- Genre: Classical music, contemporary classical music, early music
- Dates: mid-July to late August
- Locations: Osor, Cres-Lošinj archipelago, Croatia
- Years active: 1976–present
- Founders: Daniel Marušić
- Website: www.osorfestival.eu

= Osor Musical Evenings =

Croatian classical music festival

Osor Musical Evenings (Osorske glazbene večeri) is a Croatian classical music festival that takes place in the historical town of Osor, on the island of Cres in the Kvarner Gulf. The festival was founded in 1976 by Daniel Marušić, a renowned Croatian TV and Opera director, who was its artistic and executive director until his death in 2009. The original idea behind the festival was to revive Osor during the summer, and to create a festival dedicated mostly to works by historical and contemporary Croatian composers. Although in the first decades festival held conferences, theater and opera productions and art exhibitions, today Osor Musical Evenings are oriented exclusively to musical programs, including classical and Contemporary classical music, and occasionally Early music and electronical music. The main concert hall is the late-15th century church of the Assumption of the Virgin Mary (the former cathedral of Osor), while other concert spaces are used, such as the main square in Osor and archeological site of St Peter church. For their outstanding contribution in the field of classical music in Croatia, the festival was declared national in 2011. The top notch musicians over the last several years include L'Arpeggiata and Christina Pluhar, Giovanni Sollima, Diana Haller, Renata Pokupić, Aleksandar Marković among others.
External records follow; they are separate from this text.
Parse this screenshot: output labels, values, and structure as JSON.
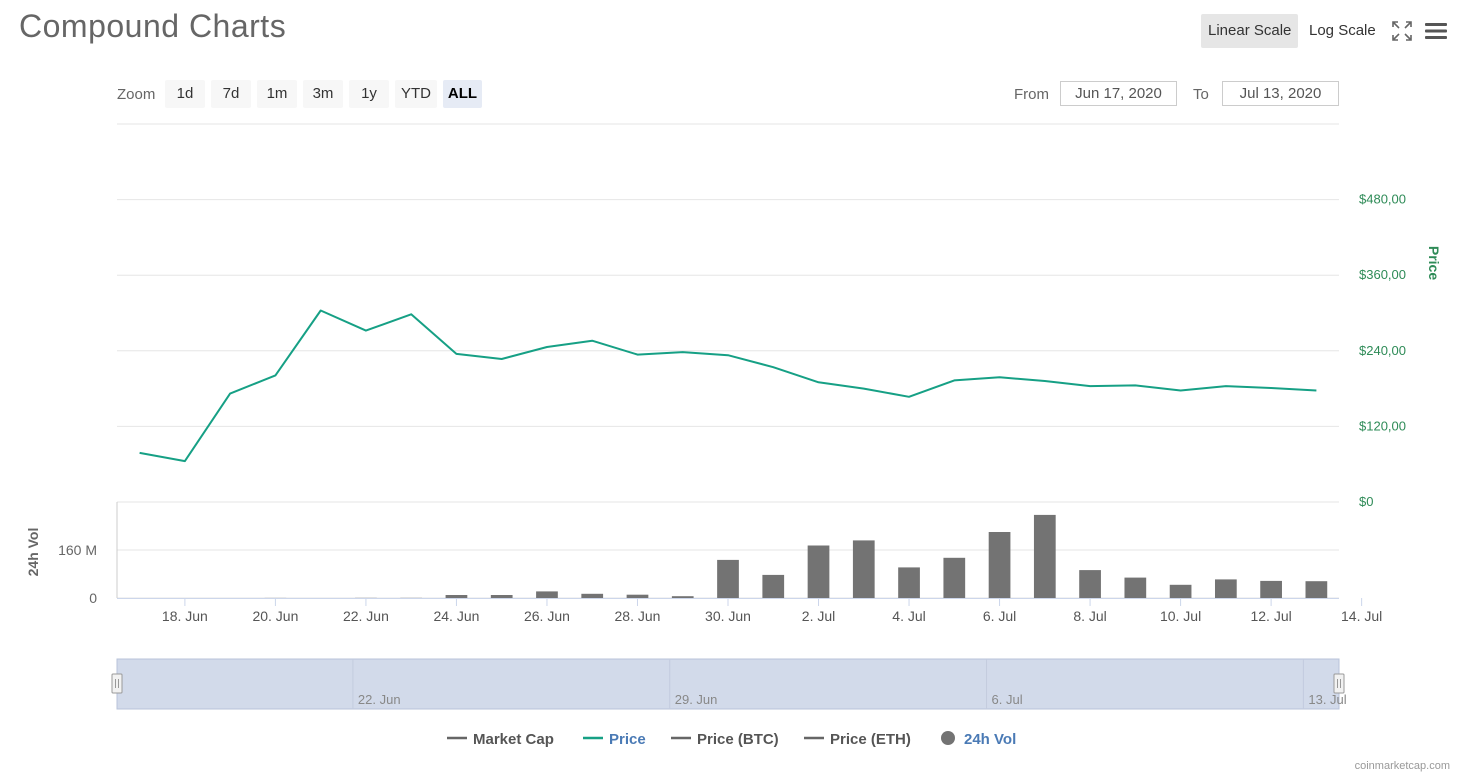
{
  "header": {
    "title": "Compound Charts",
    "linear_scale_label": "Linear Scale",
    "log_scale_label": "Log Scale",
    "fullscreen_icon": "fullscreen-icon",
    "menu_icon": "menu-icon"
  },
  "zoom": {
    "label": "Zoom",
    "buttons": [
      "1d",
      "7d",
      "1m",
      "3m",
      "1y",
      "YTD",
      "ALL"
    ],
    "active": "ALL"
  },
  "range": {
    "from_label": "From",
    "from_value": "Jun 17, 2020",
    "to_label": "To",
    "to_value": "Jul 13, 2020"
  },
  "colors": {
    "price": "#16a085",
    "price_axis": "#2e8b57",
    "volume": "#737373",
    "navigator_fill": "#d2daea",
    "legend_active": "#4a7ab5",
    "grid": "#e6e6e6"
  },
  "chart_data": {
    "type": "line",
    "x": [
      "2020-06-17",
      "2020-06-18",
      "2020-06-19",
      "2020-06-20",
      "2020-06-21",
      "2020-06-22",
      "2020-06-23",
      "2020-06-24",
      "2020-06-25",
      "2020-06-26",
      "2020-06-27",
      "2020-06-28",
      "2020-06-29",
      "2020-06-30",
      "2020-07-01",
      "2020-07-02",
      "2020-07-03",
      "2020-07-04",
      "2020-07-05",
      "2020-07-06",
      "2020-07-07",
      "2020-07-08",
      "2020-07-09",
      "2020-07-10",
      "2020-07-11",
      "2020-07-12",
      "2020-07-13"
    ],
    "series": [
      {
        "name": "Price",
        "axis": "price",
        "values": [
          78,
          65,
          172,
          201,
          304,
          272,
          298,
          235,
          227,
          246,
          256,
          234,
          238,
          233,
          214,
          190,
          180,
          167,
          193,
          198,
          192,
          184,
          185,
          177,
          184,
          181,
          177
        ]
      },
      {
        "name": "24h Vol",
        "axis": "volume",
        "type": "bar",
        "values": [
          0,
          0,
          0,
          0.3,
          0,
          0.5,
          0.5,
          10,
          10,
          22,
          14,
          11,
          6,
          127,
          77,
          175,
          192,
          102,
          134,
          220,
          277,
          93,
          68,
          44,
          62,
          57,
          56
        ]
      }
    ],
    "price_axis": {
      "label": "Price",
      "ticks": [
        "$0",
        "$120,00",
        "$240,00",
        "$360,00",
        "$480,00"
      ],
      "tick_values": [
        0,
        120,
        240,
        360,
        480
      ],
      "range": [
        0,
        600
      ]
    },
    "volume_axis": {
      "label": "24h Vol",
      "ticks": [
        "0",
        "160 M"
      ],
      "tick_values": [
        0,
        160
      ],
      "range": [
        0,
        320
      ]
    },
    "x_ticks": [
      "18. Jun",
      "20. Jun",
      "22. Jun",
      "24. Jun",
      "26. Jun",
      "28. Jun",
      "30. Jun",
      "2. Jul",
      "4. Jul",
      "6. Jul",
      "8. Jul",
      "10. Jul",
      "12. Jul",
      "14. Jul"
    ],
    "x_tick_dates": [
      "2020-06-18",
      "2020-06-20",
      "2020-06-22",
      "2020-06-24",
      "2020-06-26",
      "2020-06-28",
      "2020-06-30",
      "2020-07-02",
      "2020-07-04",
      "2020-07-06",
      "2020-07-08",
      "2020-07-10",
      "2020-07-12",
      "2020-07-14"
    ],
    "navigator_ticks": [
      "22. Jun",
      "29. Jun",
      "6. Jul",
      "13. Jul"
    ],
    "navigator_tick_dates": [
      "2020-06-22",
      "2020-06-29",
      "2020-07-06",
      "2020-07-13"
    ],
    "legend": [
      {
        "label": "Market Cap",
        "marker": "line",
        "active": false
      },
      {
        "label": "Price",
        "marker": "line",
        "active": true
      },
      {
        "label": "Price (BTC)",
        "marker": "line",
        "active": false
      },
      {
        "label": "Price (ETH)",
        "marker": "line",
        "active": false
      },
      {
        "label": "24h Vol",
        "marker": "circle",
        "active": true
      }
    ],
    "legend_placement": "bottom-center",
    "grid": true
  },
  "credit": "coinmarketcap.com"
}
In the last 40 years around 300 new compositions were first performed in Osor, many of which were commissioned by the festival or dedicated to Osor. The major festival commission is Osor Trilogy: Osor Requiem (Boris Papandopulo, 1978), Osor Mystery (Boris Papandopulo, 1979), and Osor Cry (Berislav Šipuš, 2009) for soloists, mixed choir, and chamber orchestra. The first integral performance at the 37th Osor Musical evenings was recorded by Croatian Radiotelevision and was published as a triple DVD in 2013. First three decades of festival are well documented in a book by Dodi Komanov, Arkadija hrvatske glazbe: 30 godina festivala Osorske glazbene večeri (Arcady of Croatian music: 30 years of Osor Musical Evenings) published by the festival in 2006.